Let $g: \mathbb{R}\rightarrow \mathbb{R}$. Let $\mathcal{X}\equiv \{(x,y)\in \mathbb{R}^2: x=y\}$. Take the function $$ (x,x)\in \mathcal{X} \mapsto f(g(x), x)\in \mathbb{R}^+_0, $$ where $\mathbb{R}^+_0$ is the set of positive reals including zero.
Assume that:
(1) $f(g(3),3)=0$. This means that $f(g(x),x)$ achieves its minimum when $x=3$.
(2) $3\underbrace{=}_{\text{unique solution!}} \text{argmin}_x f(g(3), x)$.
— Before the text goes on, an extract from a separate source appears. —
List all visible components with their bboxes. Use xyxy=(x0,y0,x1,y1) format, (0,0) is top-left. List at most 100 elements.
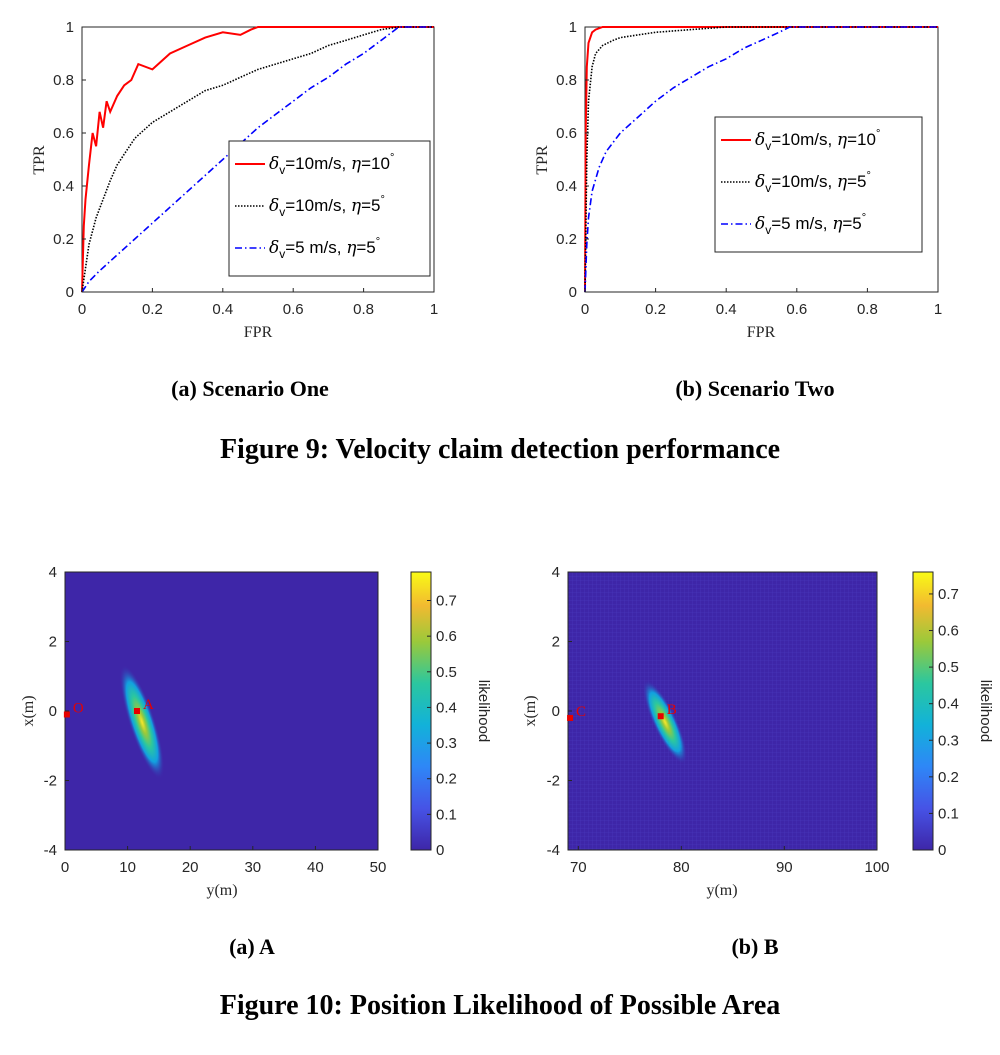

Question: does this imply that $$ 3\underbrace{=}_{\text{unique solution!}} \text{argmin}_x f(g(x), x) $$ ? If not, under which conditions we can claim so (like continuity, etc.)?
If we set $f(a,b)=|b-3|-a$ and $g(a)=a$, then certainly $3$ is the unique minimizer of $\min_{b\in\mathbb{R}}\;f(g(3),b)$. However, when we consider minimizing the general function $f(g(a),a)$, we can see graphically that while $3$ is indeed a minimizer, it is no longer unique.
I am not aware of an equivalent condition, but a sufficient condition would be that $f(g(\cdot),\cdot)$ is strongly convex (uniformly convex, strictly convex, or convex+supercoercive would also be fine here, since they also guarantee uniqueness).